The tallness of the orders would have daunted an ordinary man, but as we shall see, Bakht Khan was anything but an ordinary man. Barely a day after arriving in Delhi, he sent out his first proclamation to the Kotwal of Delhi, giving him full responsibility for law and order in the city; failing to do so would result in the Kotwal’s hanging. The news was further supported by messengers beating drums, who, marching through the city, announced to the terrified inhabitants that all shopkeepers, bankers and tradesmen were to arm themselves – should they not possess any, they could pick them up for free from the headquarters of Bakht Khan. Any sepoy caught plundering would have his arm chopped off, and anyone with ammunition in their possession was to hand it over without fail to the Magazine. He then ordered the men of Nawab Abdul Rahman Khan of Jajjr to vacate the Kala Mahal in favour of the sepoys. He had taken the first steps to restore order to the city.
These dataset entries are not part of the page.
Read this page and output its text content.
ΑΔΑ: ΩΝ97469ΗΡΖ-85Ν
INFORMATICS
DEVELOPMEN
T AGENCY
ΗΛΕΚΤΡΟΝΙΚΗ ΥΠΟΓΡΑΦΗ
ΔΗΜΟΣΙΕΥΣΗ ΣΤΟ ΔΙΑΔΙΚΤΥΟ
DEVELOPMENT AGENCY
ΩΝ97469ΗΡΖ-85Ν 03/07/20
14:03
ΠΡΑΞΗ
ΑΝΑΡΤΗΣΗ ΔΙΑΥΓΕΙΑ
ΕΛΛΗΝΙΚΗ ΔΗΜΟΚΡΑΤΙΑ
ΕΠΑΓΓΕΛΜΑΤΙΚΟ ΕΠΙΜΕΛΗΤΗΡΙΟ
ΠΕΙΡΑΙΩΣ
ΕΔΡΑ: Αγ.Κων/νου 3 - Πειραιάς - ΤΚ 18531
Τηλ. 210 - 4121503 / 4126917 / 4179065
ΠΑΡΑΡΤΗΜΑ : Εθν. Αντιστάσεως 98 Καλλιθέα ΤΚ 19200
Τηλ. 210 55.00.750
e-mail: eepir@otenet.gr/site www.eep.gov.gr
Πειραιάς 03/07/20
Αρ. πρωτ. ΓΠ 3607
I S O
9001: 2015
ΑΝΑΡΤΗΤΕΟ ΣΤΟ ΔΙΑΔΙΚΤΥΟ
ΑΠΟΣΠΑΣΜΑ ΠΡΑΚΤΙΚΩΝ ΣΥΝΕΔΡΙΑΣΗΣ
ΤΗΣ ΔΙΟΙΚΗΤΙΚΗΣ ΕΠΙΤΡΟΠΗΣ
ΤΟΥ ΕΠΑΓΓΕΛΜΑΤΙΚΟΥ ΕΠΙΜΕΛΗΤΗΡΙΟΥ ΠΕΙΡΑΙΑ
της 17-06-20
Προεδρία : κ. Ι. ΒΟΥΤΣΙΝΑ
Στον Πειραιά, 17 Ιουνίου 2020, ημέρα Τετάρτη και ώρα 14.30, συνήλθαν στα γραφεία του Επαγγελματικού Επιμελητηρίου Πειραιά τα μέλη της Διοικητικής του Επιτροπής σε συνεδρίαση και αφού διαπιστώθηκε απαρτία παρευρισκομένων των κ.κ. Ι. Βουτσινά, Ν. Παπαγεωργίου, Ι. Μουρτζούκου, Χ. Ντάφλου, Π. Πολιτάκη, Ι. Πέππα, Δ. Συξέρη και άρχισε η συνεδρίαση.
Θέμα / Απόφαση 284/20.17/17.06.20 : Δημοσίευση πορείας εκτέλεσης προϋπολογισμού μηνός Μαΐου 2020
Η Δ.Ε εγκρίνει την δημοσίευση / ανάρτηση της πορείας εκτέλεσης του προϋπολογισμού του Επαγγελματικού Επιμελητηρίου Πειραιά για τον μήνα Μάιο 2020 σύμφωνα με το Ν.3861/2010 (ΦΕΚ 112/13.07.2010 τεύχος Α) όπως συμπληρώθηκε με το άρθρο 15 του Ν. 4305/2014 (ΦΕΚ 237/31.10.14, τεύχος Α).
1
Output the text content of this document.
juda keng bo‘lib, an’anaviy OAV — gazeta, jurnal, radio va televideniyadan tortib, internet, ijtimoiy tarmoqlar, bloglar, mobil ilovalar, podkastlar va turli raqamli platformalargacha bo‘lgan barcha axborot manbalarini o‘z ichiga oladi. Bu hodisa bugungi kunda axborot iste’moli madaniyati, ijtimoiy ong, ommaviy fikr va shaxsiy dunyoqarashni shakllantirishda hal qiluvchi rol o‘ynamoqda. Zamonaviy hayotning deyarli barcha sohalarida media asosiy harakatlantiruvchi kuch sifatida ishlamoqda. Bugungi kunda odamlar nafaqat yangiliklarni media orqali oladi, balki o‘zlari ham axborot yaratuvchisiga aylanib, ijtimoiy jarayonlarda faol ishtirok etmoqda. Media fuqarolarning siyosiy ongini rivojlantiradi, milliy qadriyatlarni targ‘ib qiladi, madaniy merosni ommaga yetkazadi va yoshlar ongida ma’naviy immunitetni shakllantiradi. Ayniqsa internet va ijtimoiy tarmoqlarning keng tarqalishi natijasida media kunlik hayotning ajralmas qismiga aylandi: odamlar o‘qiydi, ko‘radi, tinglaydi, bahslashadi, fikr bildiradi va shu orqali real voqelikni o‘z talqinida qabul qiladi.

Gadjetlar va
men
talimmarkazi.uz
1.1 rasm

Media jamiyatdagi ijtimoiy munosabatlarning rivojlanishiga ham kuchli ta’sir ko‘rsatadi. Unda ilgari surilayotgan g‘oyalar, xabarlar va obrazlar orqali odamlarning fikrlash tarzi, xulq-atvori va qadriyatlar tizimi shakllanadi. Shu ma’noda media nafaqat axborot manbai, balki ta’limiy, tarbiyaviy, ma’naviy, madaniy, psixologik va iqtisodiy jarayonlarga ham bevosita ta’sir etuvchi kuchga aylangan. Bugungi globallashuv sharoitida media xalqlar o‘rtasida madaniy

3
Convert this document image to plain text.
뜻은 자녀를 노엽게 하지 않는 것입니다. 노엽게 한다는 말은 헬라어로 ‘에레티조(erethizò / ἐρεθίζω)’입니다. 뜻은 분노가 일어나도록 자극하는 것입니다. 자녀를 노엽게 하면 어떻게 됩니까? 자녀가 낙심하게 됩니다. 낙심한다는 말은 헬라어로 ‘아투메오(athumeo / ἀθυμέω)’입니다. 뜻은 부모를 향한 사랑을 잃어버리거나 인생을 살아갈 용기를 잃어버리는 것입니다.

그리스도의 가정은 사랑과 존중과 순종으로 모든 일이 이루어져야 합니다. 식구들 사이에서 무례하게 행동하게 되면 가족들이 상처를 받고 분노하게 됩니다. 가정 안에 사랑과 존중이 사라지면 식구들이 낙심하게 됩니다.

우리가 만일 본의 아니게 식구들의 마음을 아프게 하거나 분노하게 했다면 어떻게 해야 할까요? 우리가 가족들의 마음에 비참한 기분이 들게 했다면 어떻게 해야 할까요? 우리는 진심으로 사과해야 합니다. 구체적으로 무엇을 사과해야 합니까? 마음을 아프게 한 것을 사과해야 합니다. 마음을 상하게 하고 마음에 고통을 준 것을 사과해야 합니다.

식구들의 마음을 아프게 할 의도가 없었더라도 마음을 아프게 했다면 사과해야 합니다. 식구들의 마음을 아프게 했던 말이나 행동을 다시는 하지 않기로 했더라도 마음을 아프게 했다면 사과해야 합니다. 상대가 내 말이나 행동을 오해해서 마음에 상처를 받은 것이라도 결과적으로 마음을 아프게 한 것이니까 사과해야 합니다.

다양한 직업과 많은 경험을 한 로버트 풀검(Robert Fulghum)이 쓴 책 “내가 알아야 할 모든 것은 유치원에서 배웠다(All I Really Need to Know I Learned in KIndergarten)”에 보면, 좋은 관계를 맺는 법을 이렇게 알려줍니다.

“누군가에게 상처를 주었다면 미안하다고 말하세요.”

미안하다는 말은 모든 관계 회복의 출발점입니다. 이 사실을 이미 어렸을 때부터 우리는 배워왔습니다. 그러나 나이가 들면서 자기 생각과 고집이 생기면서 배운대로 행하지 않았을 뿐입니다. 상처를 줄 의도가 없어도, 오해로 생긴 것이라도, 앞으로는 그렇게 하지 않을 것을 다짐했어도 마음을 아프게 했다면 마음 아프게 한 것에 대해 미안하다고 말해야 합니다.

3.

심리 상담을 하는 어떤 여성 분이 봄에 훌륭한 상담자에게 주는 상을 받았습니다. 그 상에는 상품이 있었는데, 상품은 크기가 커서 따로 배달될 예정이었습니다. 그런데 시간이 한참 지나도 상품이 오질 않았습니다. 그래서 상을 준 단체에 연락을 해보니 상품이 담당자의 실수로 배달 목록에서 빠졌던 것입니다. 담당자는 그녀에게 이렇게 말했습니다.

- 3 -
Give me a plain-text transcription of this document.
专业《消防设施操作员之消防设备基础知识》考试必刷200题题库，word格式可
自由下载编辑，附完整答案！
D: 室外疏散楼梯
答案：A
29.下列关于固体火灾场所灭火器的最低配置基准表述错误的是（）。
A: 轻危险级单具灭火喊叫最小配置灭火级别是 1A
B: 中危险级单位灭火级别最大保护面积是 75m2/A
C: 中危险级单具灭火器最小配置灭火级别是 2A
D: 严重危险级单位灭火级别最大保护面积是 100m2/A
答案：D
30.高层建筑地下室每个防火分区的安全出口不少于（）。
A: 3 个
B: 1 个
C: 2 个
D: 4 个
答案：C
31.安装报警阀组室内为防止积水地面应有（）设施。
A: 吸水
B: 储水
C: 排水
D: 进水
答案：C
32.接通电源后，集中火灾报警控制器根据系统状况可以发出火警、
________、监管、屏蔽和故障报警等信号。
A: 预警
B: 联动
Throughout the day, the General continued to issue orders, all sanctioned by Bahadur Shah, even where the emperor’s own sons were concerned. He visited Prince Mirza Moghul, who had but lately been appointed Adjutant-General, and it would appear his interview with the prince was not the resounded success Bakht Khan had hoped for. Returning to the emperor after meeting the prince, he informed his liege that “if any of the Princes attempted to plunder the city, he would cut off their noses and ears.” Bahadur Shah acquiesced and gave the general permission to do what he felt was necessary. The next day, the princes were relieved of any further duties connected with the army.
General Bakht Khan wasn’t quite finished yet. In the following days, he inspected the Magazine and ordered the stores and materials to be properly arranged; he then looked into several local grievances from the much-beleaguered population, ordering anyone who had been a victim of the sepoys’ plundering would receive compensation. He then turned his attention to the civil administration, the police and the revenue departments, putting together plans and strategies to form a working government in Delhi, and then, as if his days were not busy enough, he held a parade to inspect all the regiments. However, we cannot forget the main objective of Bakht Khan was not to pander in politics – it was to drive the British from the Ridge and into the sea.